Coming to a campus near you.
THE CULTURAL REVOLUTION ON WESTERN CAMPUSES
The alarming parallels between today’s student censors and Mao’s Red Guards.
It is a very popular ploy these days to dub your political opponents ‘fascists’, or to suggest their views herald a return to the dark days of the 1930s. This kind of hyperbole is as galling as it is tedious.
But after living in China for six years, and observing from a distance the illiberal tendencies present on many university campuses in the West, some historical parallels do illuminate the contemporary situation. That is to say, it is not mere rhetorical bluster to suggest that the student-led witch-hunts against academics who criticise their politics, the student-dictated curriculum changes, the prevalence of trigger warnings and so on, carry an echo of events in 20th-century China.
The Cultural Revolution
Fifty years ago, as Mao Zedong’s Great Proletarian Cultural Revolution took hold, TIME magazine ran with the headline, ‘China in Chaos’. In his memoirs written exactly 25 years ago, Ji Xianlin describes a ‘dizzying descent into hell’. Ji, a leading Beijing academic, suffered injustice, humiliation and brutality. He published his memoirs so that lessons could be learned. Entitled The Cowshed, the memoirs are a testament to a world turned upside down. It should be a must-read for everyone in academia, a tragic lessons-from-history primer. It is guaranteed to send a shiver down the spine.
Students were at the forefront of Mao’s Cultural Revolution. They were officially empowered to denounce tutors who refused to follow official speech codes; to punish any criticism of the regime; to undermine teachers who refused to fall into line; and to shame dissenters. These students were intolerant of established authority and elitist intellectual ideas. It was an anarchic era based on ‘thought-reform’, enforced by public humiliation, mental and physical intimidation, and self-criticism aimed at ensuring conformity.
Fifty years on, it’s worth assessing this moment of collective madness and comparing it to the strange inversion of educational authority occurring in Western, predominantly American, universities today.
Of course, the differences between 1960s Communist China and 21st-century Western academia are as profound as the similarities. But, in the spirit of Ji, maybe it is worth emphasising the dangers so that we might learn something. China, after all, was attempting to mobilise a new generation to be involved in politics and the Cultural Revolution was intended to purge society of its politically backward and dated ideas. The Cultural Revolution’s ambassadors thought they were acting with the best possible motives.
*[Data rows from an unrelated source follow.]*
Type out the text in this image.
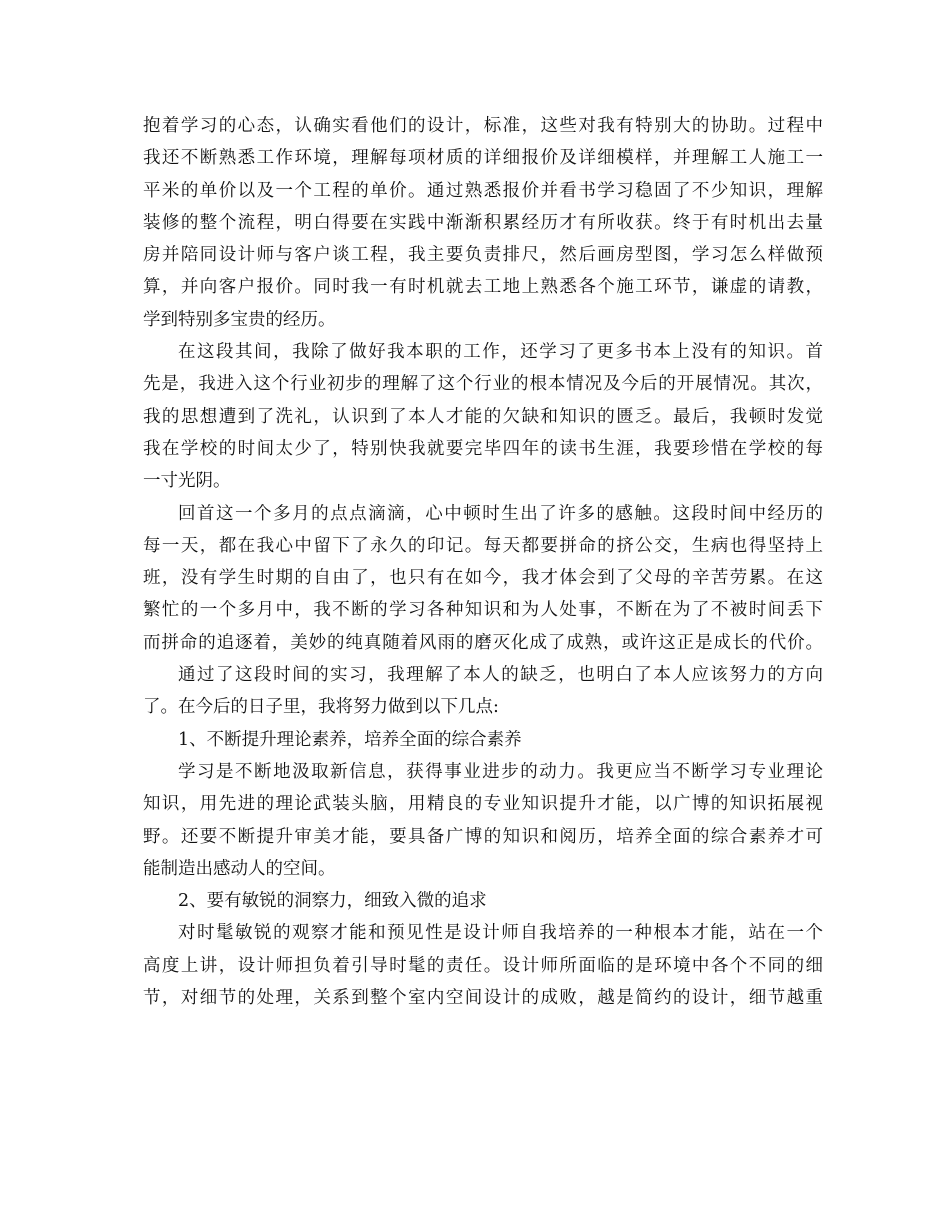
抱着学习的心态，认确实看他们的设计，标准，这些对我有特别大的协助。过程中
我还不断熟悉工作环境，理解每项材质的详细报价及详细模样，并理解工人施工一
平米的单价以及一个工程的单价。通过熟悉报价并看书学习稳固了不少知识，理解
装修的整个流程，明白得要在实践中渐渐积累经历才有所收获。终于有时机出去量
房并陪同设计师与客户谈工程，我主要负责排尺，然后画房型图，学习怎么样做预
算，并向客户报价。同时我一有时机就去工地上熟悉各个施工环节，谦虚的请教，
学到特别多宝贵的经历。
在这段其间，我除了做好我本职的工作，还学习了更多书本上没有的知识。首
先是，我进入这个行业初步的理解了这个行业的根本情况及今后的开展情况。其次，
我的思想遭到了洗礼，认识到了本人才能的欠缺和知识的匮乏。最后，我顿时发觉
我在学校的时间太少了，特别快我就要完毕四年的读书生涯，我要珍惜在学校的每
一寸光阴。
回首这一个多月的点点滴滴，心中顿时生出了许多的感触。这段时间中经历的
每一天，都在我心中留下了永久的印记。每天都要拼命的挤公交，生病也得坚持上
班，没有学生时期的自由了，也只有在如今，我才体会到了父母的辛苦劳累。在这
繁忙的一个多月中，我不断的学习各种知识和为人处事，不断在为了不被时间丢下
而拼命的追逐着，美妙的纯真随着风雨的磨灭化成了成熟，或许这正是成长的代价。
通过了这段时间的实习，我理解了本人的缺乏，也明白了本人应该努力的方向
了。在今后的日子里，我将努力做到以下几点:
1、不断提升理论素养，培养全面的综合素养
学习是不断地汲取新信息，获得事业进步的动力。我更应当不断学习专业理论
知识，用先进的理论武装头脑，用精良的专业知识提升才能，以广博的知识拓展视
野。还要不断提升审美才能，要具备广博的知识和阅历，培养全面的综合素养才可
能制造出感动人的空间。
2、要有敏锐的洞察力，细致入微的追求
对时髦敏锐的观察才能和预见性是设计师自我培养的一种根本才能，站在一个
高度上讲，设计师担负着引导时髦的责任。设计师所面临的是环境中各个不同的细
节，对细节的处理，关系到整个室内空间设计的成败，越是简约的设计，细节越重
The Cultural Revolution began on 8 August 1966, and lasted for 10 brutal years. During that time, hundreds of thousands of people lost their jobs, their homes, their dignity, their minds, their lives. The Chinese Communist Party waged this nihilistic crusade in order to ensure that older generations and established ideas did not undermine the creation of its new vision of society. This would be a new society purged of ‘the four olds’: old customs, old habits, old culture and old ideas. They would, of course, be replaced by new progressive versions. It resulted in a decade of destruction where students took up cudgels against their teachers, professors, intellectuals and other ‘problematic classes’ in order to produce their version of the good society. The devastation wrought is only now being admitted and acknowledged in Chinese polite society.